Dalton Public Schools have also supported the school's drive to increase the Latino population. Like in other Georgia schools, Dalton High School holds an "Apply to College Day" in November. Representatives from local colleges meet with students, and the high school's staff helps students fill out applications
Jennifer Phinney, Dalton Public Schools' director of school support for secondary education, believes the college's Latino population has been north of 25 percent for several years. But she said some Latino students hesitate to put their ethnicity on applications.
"Things are kind of messy right now," she said, referring to the national debates over immigration laws, including the Deferred Action for Childhood Arrivals policy.
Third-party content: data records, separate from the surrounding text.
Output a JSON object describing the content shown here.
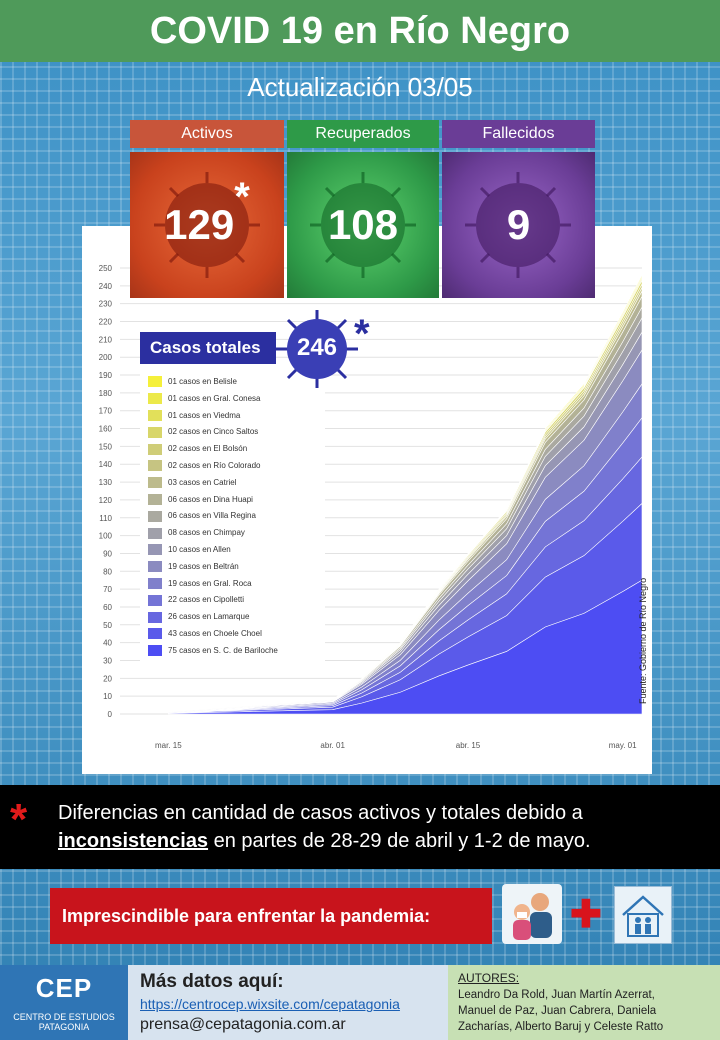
{
  "header": {
    "title": "COVID 19 en Río Negro",
    "update_label": "Actualización  03/05"
  },
  "stats": [
    {
      "label": "Activos",
      "value": "129",
      "asterisk": "*",
      "color": "#c8553a"
    },
    {
      "label": "Recuperados",
      "value": "108",
      "color": "#2e9a48"
    },
    {
      "label": "Fallecidos",
      "value": "9",
      "color": "#6a3d96"
    }
  ],
  "total": {
    "label": "Casos totales",
    "value": "246",
    "asterisk": "*"
  },
  "chart_data": {
    "type": "area",
    "stacked": true,
    "x_ticks": [
      "mar. 15",
      "abr. 01",
      "abr. 15",
      "may. 01"
    ],
    "ylim": [
      0,
      250
    ],
    "y_ticks": [
      0,
      10,
      20,
      30,
      40,
      50,
      60,
      70,
      80,
      90,
      100,
      110,
      120,
      130,
      140,
      150,
      160,
      170,
      180,
      190,
      200,
      210,
      220,
      230,
      240,
      250
    ],
    "grid": true,
    "legend_position": "top-left",
    "final_total": 246,
    "series": [
      {
        "name": "01 casos en Belisle",
        "value": 1,
        "color": "#f5f03a"
      },
      {
        "name": "01 casos en Gral. Conesa",
        "value": 1,
        "color": "#ece94a"
      },
      {
        "name": "01 casos en Viedma",
        "value": 1,
        "color": "#e2e05a"
      },
      {
        "name": "02 casos en Cinco Saltos",
        "value": 2,
        "color": "#d8d66a"
      },
      {
        "name": "02 casos en El Bolsón",
        "value": 2,
        "color": "#cfcd78"
      },
      {
        "name": "02 casos en Río Colorado",
        "value": 2,
        "color": "#c6c482"
      },
      {
        "name": "03 casos en Catriel",
        "value": 3,
        "color": "#bdbb8c"
      },
      {
        "name": "06 casos en Dina Huapi",
        "value": 6,
        "color": "#b3b296"
      },
      {
        "name": "06 casos en Villa Regina",
        "value": 6,
        "color": "#aaa9a0"
      },
      {
        "name": "08 casos en Chimpay",
        "value": 8,
        "color": "#a0a0aa"
      },
      {
        "name": "10 casos en Allen",
        "value": 10,
        "color": "#9696b4"
      },
      {
        "name": "19 casos en Beltrán",
        "value": 19,
        "color": "#8b8bc0"
      },
      {
        "name": "19 casos en Gral. Roca",
        "value": 19,
        "color": "#8080cb"
      },
      {
        "name": "22 casos en Cipolletti",
        "value": 22,
        "color": "#7474d6"
      },
      {
        "name": "26 casos en Lamarque",
        "value": 26,
        "color": "#6767e0"
      },
      {
        "name": "43 casos en Choele Choel",
        "value": 43,
        "color": "#5a5aea"
      },
      {
        "name": "75 casos en S. C. de Bariloche",
        "value": 75,
        "color": "#4d4df3"
      }
    ],
    "total_curve": [
      {
        "x": "mar. 15",
        "y": 1
      },
      {
        "x": "abr. 01",
        "y": 8
      },
      {
        "x": "abr. 04",
        "y": 20
      },
      {
        "x": "abr. 08",
        "y": 40
      },
      {
        "x": "abr. 12",
        "y": 70
      },
      {
        "x": "abr. 15",
        "y": 90
      },
      {
        "x": "abr. 19",
        "y": 115
      },
      {
        "x": "abr. 23",
        "y": 160
      },
      {
        "x": "abr. 27",
        "y": 185
      },
      {
        "x": "may. 01",
        "y": 225
      },
      {
        "x": "may. 03",
        "y": 246
      }
    ],
    "source": "Fuente: Gobierno de Río Negro"
  },
  "note": {
    "asterisk": "*",
    "line1": "Diferencias en cantidad de casos activos y totales debido a",
    "line2_bold": "inconsistencias",
    "line2_rest": " en partes de 28-29 de abril y 1-2 de mayo."
  },
  "banner": {
    "text": "Imprescindible para enfrentar la pandemia:"
  },
  "footer": {
    "logo_text": "CEP",
    "org_line1": "CENTRO DE ESTUDIOS",
    "org_line2": "PATAGONIA",
    "more_label": "Más datos aquí:",
    "url": "https://centrocep.wixsite.com/cepatagonia",
    "email": "prensa@cepatagonia.com.ar",
    "authors_label": "AUTORES:",
    "authors": [
      "Leandro Da Rold, Juan Martín Azerrat,",
      "Manuel de Paz, Juan Cabrera, Daniela",
      "Zacharías, Alberto Baruj y Celeste Ratto"
    ]
  }
}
But she said school officials have managed to convince some students that listing their ethnicity is actually good for them and Dalton State overall, helping to push them closer to eligibility for federal funding. She said the Hispanic Serving Institution designation will also encourage even more Latino students to join the campus — the more people from similar backgrounds there, the more likely students will join.
"When you have students who are the first in their families in college, there has to be a lot more help available in navigating the whole process," she said. "Application. Financial aid. Orientation. Getting a schedule. There will be more resources to help students navigate through all that."
Dalton State can apply for grants that will cover lab equipment, building renovations, staff training, research, extra counselors, extra tutors and an endowment fund. Jenkins said the school's 10-member Hispanic Serving Institution committee will meet monthly through the fall, discussing different grants to go after.
He hopes to provide the college's administrators with a plan by October. They will then apply for grants in spring 2019, the next time that the Department of Education is accepting applications.
"We have to be there and come with our A-game," Jenkins said.